Kapwing, una plataforma de edición de video, experimentó con un mercado de modelos de IA generativa de imágenes llamado Tess.Design, que ofrecía a los artistas un 50% de regalías por el uso de sus estilos. El proyecto, lanzado en mayo de 2024 y cerrado en enero de 2026, buscaba resolver un problema creciente: la controversia en torno a la IA generativa de imágenes, donde herramientas como DALL-E y Midjourney se entrenaban con datos de artistas sin su consentimiento ni compensación. Tess se presentaba como la primera plataforma con licencia 'adecuada', donde cada imagen era rastreable a un artista consintiente y se le pagaba una regalía.
El modelo de negocio implicaba que los artistas proporcionaban su trabajo para afinar un modelo base de Stable Diffusion. Estos modelos se listaban en un mercado público, y los suscriptores pagaban por acceder a ellos, con el artista recibiendo el 50% de los ingresos. Kapwing construyó una estructura legal basada en un argumento de copyright, postulando que los artistas tenían derechos sobre las obras derivadas debido a la transformación estilística. Ofrecieron adelantos de regalías de $300 a $4,000 para atraer a artistas, además de acceso a sus propios modelos para tareas repetitivas.
La captación de artistas resultó más desafiante de lo esperado. De 325 correos electrónicos enviados, solo el 6.5% aceptaron participar. Las objeciones se dividieron en cuatro categorías principales: oposición ideológica a la IA, preocupación por la dilución de la marca, principios artísticos que se oponían a la generación de IA y el riesgo de daño a la reputación en una comunidad artística hostil a la IA. Los artistas que sí participaron estaban motivados por ingresos pasivos, curiosidad y la posibilidad de delegar tareas repetitivas.

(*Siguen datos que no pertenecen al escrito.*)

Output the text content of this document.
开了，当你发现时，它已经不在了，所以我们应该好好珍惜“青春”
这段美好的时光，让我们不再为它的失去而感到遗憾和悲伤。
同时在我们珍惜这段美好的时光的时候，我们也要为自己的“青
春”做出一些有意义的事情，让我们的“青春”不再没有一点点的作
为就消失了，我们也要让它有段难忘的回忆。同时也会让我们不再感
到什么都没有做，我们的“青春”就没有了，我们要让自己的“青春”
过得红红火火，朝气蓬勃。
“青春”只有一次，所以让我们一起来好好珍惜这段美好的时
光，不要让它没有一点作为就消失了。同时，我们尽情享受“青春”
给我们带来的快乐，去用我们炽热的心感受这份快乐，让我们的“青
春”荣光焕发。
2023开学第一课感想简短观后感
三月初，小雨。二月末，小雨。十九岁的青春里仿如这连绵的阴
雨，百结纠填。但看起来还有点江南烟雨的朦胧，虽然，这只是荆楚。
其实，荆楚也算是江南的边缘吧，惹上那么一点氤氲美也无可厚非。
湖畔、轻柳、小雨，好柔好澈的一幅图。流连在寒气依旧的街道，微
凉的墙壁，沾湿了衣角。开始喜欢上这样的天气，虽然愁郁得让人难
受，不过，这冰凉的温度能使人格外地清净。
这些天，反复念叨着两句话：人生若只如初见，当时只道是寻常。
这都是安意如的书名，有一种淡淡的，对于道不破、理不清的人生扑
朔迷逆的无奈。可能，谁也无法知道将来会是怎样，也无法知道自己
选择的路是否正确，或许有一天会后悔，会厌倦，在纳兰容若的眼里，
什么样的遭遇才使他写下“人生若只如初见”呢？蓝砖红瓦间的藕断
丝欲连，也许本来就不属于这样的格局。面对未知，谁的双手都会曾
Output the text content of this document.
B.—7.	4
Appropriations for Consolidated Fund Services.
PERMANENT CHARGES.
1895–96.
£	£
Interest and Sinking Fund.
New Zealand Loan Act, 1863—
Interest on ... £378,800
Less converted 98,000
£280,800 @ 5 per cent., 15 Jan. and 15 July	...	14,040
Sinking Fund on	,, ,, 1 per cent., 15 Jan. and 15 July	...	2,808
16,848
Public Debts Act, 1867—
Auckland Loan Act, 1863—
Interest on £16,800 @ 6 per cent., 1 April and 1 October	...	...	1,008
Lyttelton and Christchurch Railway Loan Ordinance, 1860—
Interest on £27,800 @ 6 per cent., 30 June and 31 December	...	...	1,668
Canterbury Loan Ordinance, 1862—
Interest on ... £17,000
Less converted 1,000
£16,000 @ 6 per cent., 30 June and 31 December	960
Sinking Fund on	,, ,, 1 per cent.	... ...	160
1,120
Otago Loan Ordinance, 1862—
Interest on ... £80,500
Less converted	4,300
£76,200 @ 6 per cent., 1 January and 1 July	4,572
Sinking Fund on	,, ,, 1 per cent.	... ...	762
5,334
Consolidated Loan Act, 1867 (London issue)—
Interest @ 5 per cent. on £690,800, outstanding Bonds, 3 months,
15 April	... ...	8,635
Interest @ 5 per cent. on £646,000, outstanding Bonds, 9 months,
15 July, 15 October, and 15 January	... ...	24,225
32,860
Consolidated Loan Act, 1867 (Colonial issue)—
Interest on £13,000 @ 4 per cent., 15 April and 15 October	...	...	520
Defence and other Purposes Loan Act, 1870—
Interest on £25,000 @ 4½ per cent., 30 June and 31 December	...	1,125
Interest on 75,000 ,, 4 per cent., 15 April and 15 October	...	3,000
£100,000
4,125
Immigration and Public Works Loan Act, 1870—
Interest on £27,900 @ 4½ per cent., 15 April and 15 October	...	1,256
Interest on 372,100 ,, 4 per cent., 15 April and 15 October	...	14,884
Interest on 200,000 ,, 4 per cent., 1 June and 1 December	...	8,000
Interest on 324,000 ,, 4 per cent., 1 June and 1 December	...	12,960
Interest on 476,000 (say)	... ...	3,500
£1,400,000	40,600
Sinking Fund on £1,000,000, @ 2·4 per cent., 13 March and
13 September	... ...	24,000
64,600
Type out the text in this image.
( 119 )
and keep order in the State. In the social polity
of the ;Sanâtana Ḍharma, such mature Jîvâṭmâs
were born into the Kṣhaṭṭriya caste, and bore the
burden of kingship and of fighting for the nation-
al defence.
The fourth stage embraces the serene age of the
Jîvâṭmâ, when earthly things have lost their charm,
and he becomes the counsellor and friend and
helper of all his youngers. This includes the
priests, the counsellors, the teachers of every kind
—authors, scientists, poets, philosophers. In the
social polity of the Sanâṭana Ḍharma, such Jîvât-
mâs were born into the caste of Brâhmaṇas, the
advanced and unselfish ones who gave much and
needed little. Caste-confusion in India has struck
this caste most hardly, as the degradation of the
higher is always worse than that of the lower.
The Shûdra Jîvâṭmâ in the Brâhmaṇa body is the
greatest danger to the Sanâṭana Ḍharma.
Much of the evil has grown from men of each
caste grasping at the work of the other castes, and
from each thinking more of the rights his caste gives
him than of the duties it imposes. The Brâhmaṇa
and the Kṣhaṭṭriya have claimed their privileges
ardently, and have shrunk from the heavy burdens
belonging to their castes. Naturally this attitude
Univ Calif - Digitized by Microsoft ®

Aunque Tess generó $12,172.33 en ingresos brutos y pagó $18,000 en adelantos, el proyecto resultó en una pérdida neta de aproximadamente $7,000, sin contar el tiempo de desarrollo. La falta de claridad legal en torno a los derechos de autor de la IA, la resistencia de la comunidad artística y la falta de adopción generalizada llevaron a Kapwing a cerrar Tess. Un contrato potencial con un importante medio de comunicación se desvaneció debido a la incertidumbre legal. La experiencia demostró la dificultad de construir un negocio de licencias de IA sobre el talento creativo en un entorno legal y culturalmente volátil.